990 is the standard. Sometimes it's on 21.

Also, you may need to look closer at the docs if you're using TLS.. it may
be something like this:

s_client -connect yourserver:21 -starttls ftp

This should load a screen showing your cert that you can copy and paste
into a text docuement.
Again, this is covered here:
http://docs.bvstools.com/home/ssl-documentation/openssl

The examples shown are for SMTP using SSL and SMTP using TLS. Should be
very similar to your case, just FTP instead.

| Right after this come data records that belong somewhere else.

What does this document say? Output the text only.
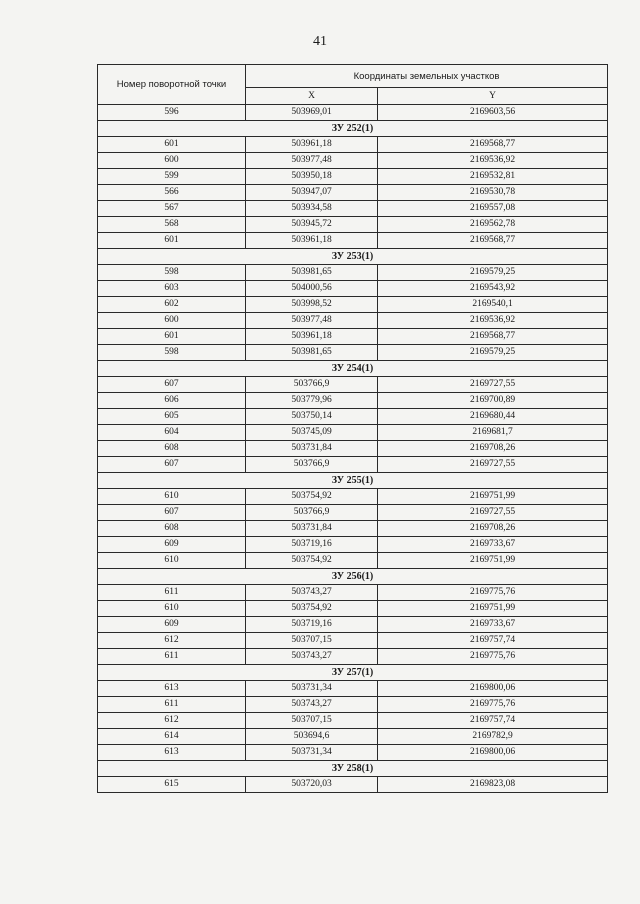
41
Номер поворотной точки	Координаты земельных участков	
	X	Y
596	503969,01	2169603,56
ЗУ 252(1)		
601	503961,18	2169568,77
600	503977,48	2169536,92
599	503950,18	2169532,81
566	503947,07	2169530,78
567	503934,58	2169557,08
568	503945,72	2169562,78
601	503961,18	2169568,77
ЗУ 253(1)		
598	503981,65	2169579,25
603	504000,56	2169543,92
602	503998,52	2169540,1
600	503977,48	2169536,92
601	503961,18	2169568,77
598	503981,65	2169579,25
ЗУ 254(1)		
607	503766,9	2169727,55
606	503779,96	2169700,89
605	503750,14	2169680,44
604	503745,09	2169681,7
608	503731,84	2169708,26
607	503766,9	2169727,55
ЗУ 255(1)		
610	503754,92	2169751,99
607	503766,9	2169727,55
608	503731,84	2169708,26
609	503719,16	2169733,67
610	503754,92	2169751,99
ЗУ 256(1)		
611	503743,27	2169775,76
610	503754,92	2169751,99
609	503719,16	2169733,67
612	503707,15	2169757,74
611	503743,27	2169775,76
ЗУ 257(1)		
613	503731,34	2169800,06
611	503743,27	2169775,76
612	503707,15	2169757,74
614	503694,6	2169782,9
613	503731,34	2169800,06
ЗУ 258(1)		
615	503720,03	2169823,08
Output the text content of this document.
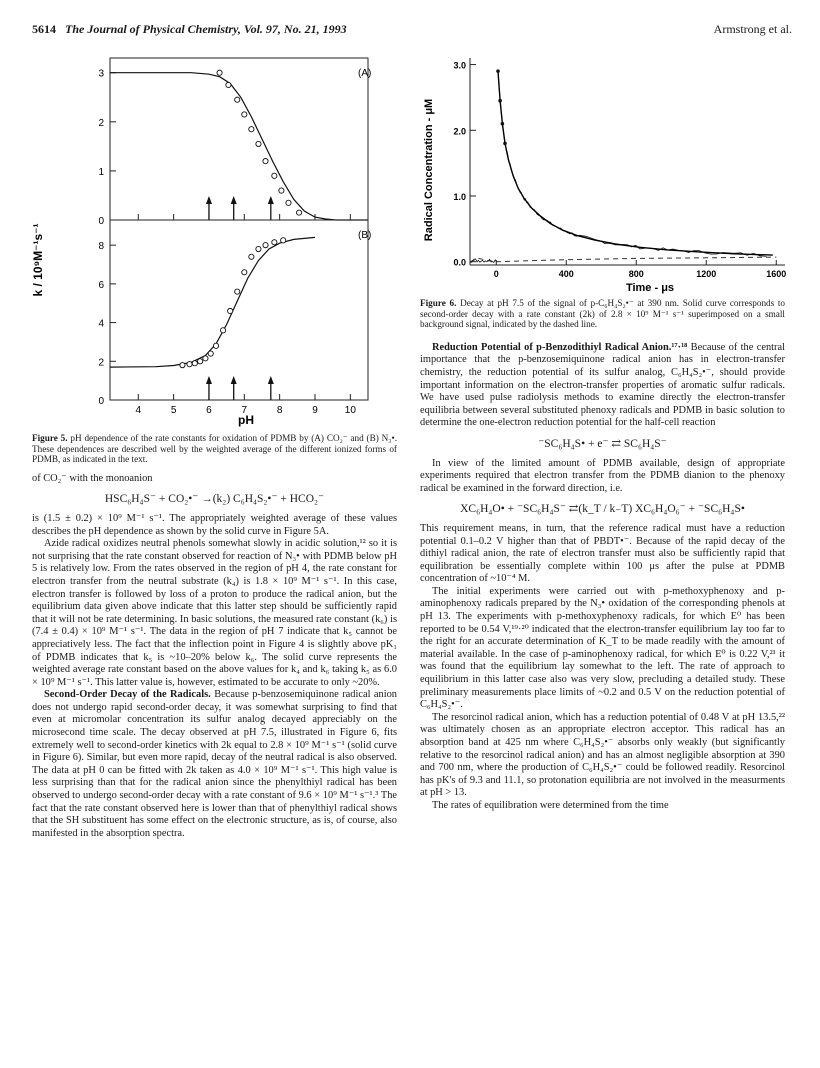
5614 The Journal of Physical Chemistry, Vol. 97, No. 21, 1993	Armstrong et al.
3
2
1
0
8
6
4
2
0
4	5	6	7	8	9	10
(A)
(B)
k / 10⁹M⁻¹s⁻¹
pH
Figure 5. pH dependence of the rate constants for oxidation of PDMB by (A) CO₂⁻ and (B) N₃•. These dependences are described well by the weighted average of the different ionized forms of PDMB, as indicated in the text.

of CO₂⁻ with the monoanion

HSC₆H₄S⁻ + CO₂•⁻ →(k₂) C₆H₄S₂•⁻ + HCO₂⁻

is (1.5 ± 0.2) × 10⁹ M⁻¹ s⁻¹. The appropriately weighted average of these values describes the pH dependence as shown by the solid curve in Figure 5A.

Azide radical oxidizes neutral phenols somewhat slowly in acidic solution,¹² so it is not surprising that the rate constant observed for reaction of N₃• with PDMB below pH 5 is relatively low. From the rates observed in the region of pH 4, the rate constant for electron transfer from the neutral substrate (k₄) is 1.8 × 10⁹ M⁻¹ s⁻¹. In this case, electron transfer is followed by loss of a proton to produce the radical anion, but the equilibrium data given above indicate that this latter step should be sufficiently rapid that it will not be rate determining. In basic solutions, the measured rate constant (k₆) is (7.4 ± 0.4) × 10⁹ M⁻¹ s⁻¹. The data in the region of pH 7 indicate that k₅ cannot be appreciatively less. The fact that the inflection point in Figure 4 is slightly above pK₁ of PDMB indicates that k₅ is ~10–20% below k₆. The solid curve represents the weighted average rate constant based on the above values for k₄ and k₆ taking k₅ as 6.0 × 10⁹ M⁻¹ s⁻¹. This latter value is, however, estimated to be accurate to only ~20%.

Second-Order Decay of the Radicals. Because p-benzosemiquinone radical anion does not undergo rapid second-order decay, it was somewhat surprising to find that even at micromolar concentration its sulfur analog decayed appreciably on the microsecond time scale. The decay observed at pH 7.5, illustrated in Figure 6, fits extremely well to second-order kinetics with 2k equal to 2.8 × 10⁹ M⁻¹ s⁻¹ (solid curve in Figure 6). Similar, but even more rapid, decay of the neutral radical is also observed. The data at pH 0 can be fitted with 2k taken as 4.0 × 10⁹ M⁻¹ s⁻¹. This high value is less surprising than that for the radical anion since the phenylthiyl radical has been observed to undergo second-order decay with a rate constant of 9.6 × 10⁹ M⁻¹ s⁻¹.³ The fact that the rate constant observed here is lower than that of phenylthiyl radical shows that the SH substituent has some effect on the electronic structure, as is, of course, also manifested in the absorption spectra.

0.0
1.0
2.0
3.0
0	400	800	1200	1600
Radical Concentration - μM
Time - μs
Figure 6. Decay at pH 7.5 of the signal of p-C₆H₄S₂•⁻ at 390 nm. Solid curve corresponds to second-order decay with a rate constant (2k) of 2.8 × 10⁹ M⁻¹ s⁻¹ superimposed on a small background signal, indicated by the dashed line.

Reduction Potential of p-Benzodithiyl Radical Anion.¹⁷·¹⁸ Because of the central importance that the p-benzosemiquinone radical anion has in electron-transfer chemistry, the reduction potential of its sulfur analog, C₆H₄S₂•⁻, should provide important information on the electron-transfer properties of aromatic sulfur radicals. We have used pulse radiolysis methods to examine directly the electron-transfer equilibria between several substituted phenoxy radicals and PDMB in basic solution to determine the one-electron reduction potential for the half-cell reaction

⁻SC₆H₄S• + e⁻ ⇄ SC₆H₄S⁻

In view of the limited amount of PDMB available, design of appropriate experiments required that electron transfer from the PDMB dianion to the phenoxy radical be examined in the forward direction, i.e.

XC₆H₄O• + ⁻SC₆H₄S⁻ ⇄(k_T / k₋T) XC₆H₄O₆⁻ + ⁻SC₆H₄S•

This requirement means, in turn, that the reference radical must have a reduction potential 0.1–0.2 V higher than that of PBDT•⁻. Because of the rapid decay of the dithiyl radical anion, the rate of electron transfer must also be sufficiently rapid that equilibration be essentially complete within 100 μs after the pulse at PDMB concentration of ~10⁻⁴ M.

The initial experiments were carried out with p-methoxyphenoxy and p-aminophenoxy radicals prepared by the N₃• oxidation of the corresponding phenols at pH 13. The experiments with p-methoxyphenoxy radicals, for which E⁰ has been reported to be 0.54 V,¹⁹·²⁰ indicated that the electron-transfer equilibrium lay too far to the right for an accurate determination of K_T to be made readily with the amount of material available. In the case of p-aminophenoxy radical, for which E⁰ is 0.22 V,²¹ it was found that the equilibrium lay somewhat to the left. The rate of approach to equilibrium in this latter case also was very slow, precluding a detailed study. These preliminary measurements place limits of ~0.2 and 0.5 V on the reduction potential of C₆H₄S₂•⁻.

The resorcinol radical anion, which has a reduction potential of 0.48 V at pH 13.5,²² was ultimately chosen as an appropriate electron acceptor. This radical has an absorption band at 425 nm where C₆H₄S₂•⁻ absorbs only weakly (but significantly relative to the resorcinol radical anion) and has an almost negligible absorption at 390 and 700 nm, where the production of C₆H₄S₂•⁻ could be followed readily. Resorcinol has pK's of 9.3 and 11.1, so protonation equilibria are not involved in the measurments at pH > 13.

The rates of equilibration were determined from the time
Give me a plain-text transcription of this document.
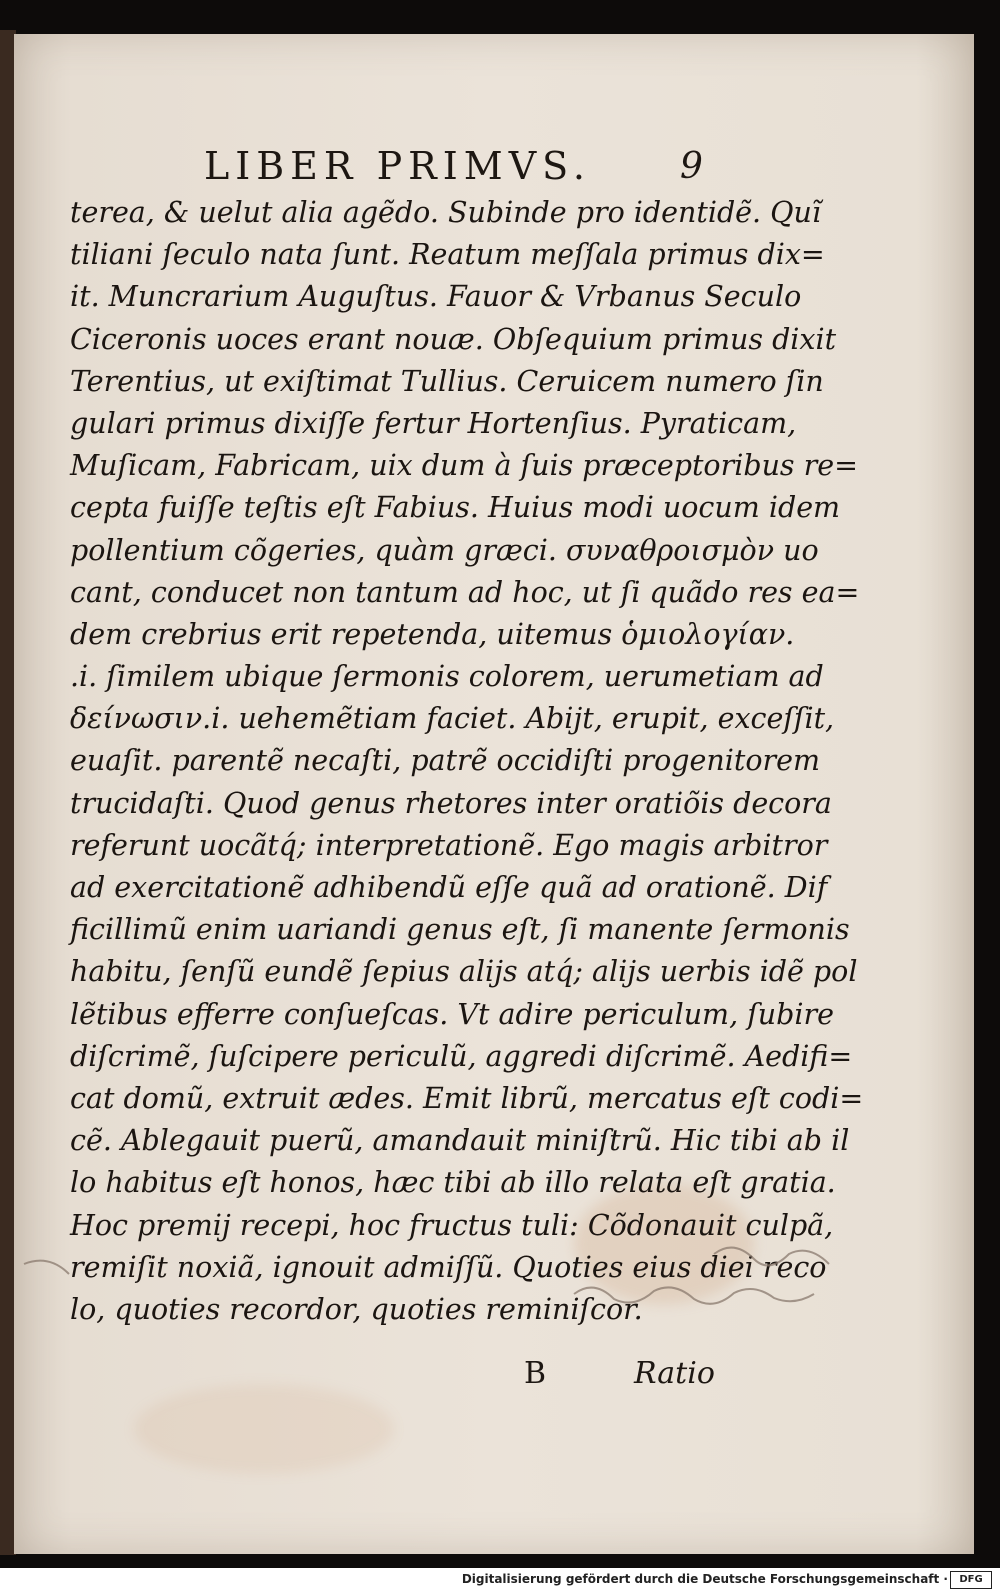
LIBER PRIMVS. 9
terea, & uelut alia agẽdo. Subinde pro identidẽ. Quĩ
tiliani ſeculo nata ſunt. Reatum meſſala primus dix=
it. Muncrarium Auguſtus. Fauor & Vrbanus Seculo
Ciceronis uoces erant nouæ. Obſequium primus dixit
Terentius, ut exiſtimat Tullius. Ceruicem numero ſin
gulari primus dixiſſe fertur Hortenſius. Pyraticam,
Muſicam, Fabricam, uix dum à ſuis præceptoribus re=
cepta fuiſſe teſtis eſt Fabius. Huius modi uocum idem
pollentium cõgeries, quàm græci. συναθροισμὸν uo
cant, conducet non tantum ad hoc, ut ſi quãdo res ea=
dem crebrius erit repetenda, uitemus ὁμιολογίαν.
.i. ſimilem ubique ſermonis colorem, uerumetiam ad
δείνωσιν.i. uehemẽtiam faciet. Abijt, erupit, exceſſit,
euaſit. parentẽ necaſti, patrẽ occidiſti progenitorem
trucidaſti. Quod genus rhetores inter oratiõis decora
referunt uocãtq́; interpretationẽ. Ego magis arbitror
ad exercitationẽ adhibendũ eſſe quã ad orationẽ. Dif
ficillimũ enim uariandi genus eſt, ſi manente ſermonis
habitu, ſenſũ eundẽ ſepius alijs atq́; alijs uerbis idẽ pol
lẽtibus efferre conſueſcas. Vt adire periculum, ſubire
diſcrimẽ, ſuſcipere periculũ, aggredi diſcrimẽ. Aedifi=
cat domũ, extruit ædes. Emit librũ, mercatus eſt codi=
cẽ. Ablegauit puerũ, amandauit miniſtrũ. Hic tibi ab il
lo habitus eſt honos, hæc tibi ab illo relata eſt gratia.
Hoc premij recepi, hoc fructus tuli: Cõdonauit culpã,
remiſit noxiã, ignouit admiſſũ. Quoties eius diei reco
lo, quoties recordor, quoties reminiſcor.
B	Ratio
Digitalisierung gefördert durch die Deutsche Forschungsgemeinschaft ·	DFG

TLS requires a little more communication before you get the certificate
information than just plain SSL, which is why openSSL has the -starttls
option.

Brad Stone
www.bvstools.com


On Fri, Jun 26, 2015 at 4:10 PM, Justin Taylor <JUSTIN@xxxxxxxxxxxxx> wrote:

I did a QSH, typed "openssl" and it gave me a "OpenSSL>" prompt. I assume
that means I have OpenSSL installed. I went to Google to try and figure
out what to do with it (found this page here:
https://www.openssl.org/docs/apps/s_client.html).

I tried this command:
s_client -connect urlHere:21 -cert 'certificate Name Here'

Where "urlHere" is the URL of the FTP server I connect to, and
"certificate Name Here" is the name of my certificate (as defined in DCM).
The command gives an error saying it can't find my certificate.




-----Original Message-----
From: Scott Klement [mailto:midrange-l@xxxxxxxxxxxxxxxx]
Sent: Friday, June 26, 2015 3:12 PM
To: Midrange Systems Technical Discussion
Subject: Re: Where to find certificate info

Justin,

You can download the certificate (or just connect to the FTPS server)
using the openssl command-line tool and it'll dump all of the certificate
information to the screen. It is handy for debugging this sort of thing.

If you have OpenSSL installed in PASE, then you should have the
command-line tool available there.

There's a Windows command-line version of openssl that you can grab from
here if you don't want to fool with PASE:
http://www.scottklement.com/tools/openssl.exe

That Windows one is a very old version I threw on there a long time ago
(2007) so it may not be the best choice.

-SK



On 6/26/2015 3:05 PM, Justin Taylor wrote:
I've been asked what version of TLS and cipher a certain FTPS
certificate uses. I found the particular certificate in DCM, but it
doesn't show that info. I tried exporting the certificate to a stream
file, but Windows doesn't recognize the certificate.

Any idea how I can find out these two pieces of info?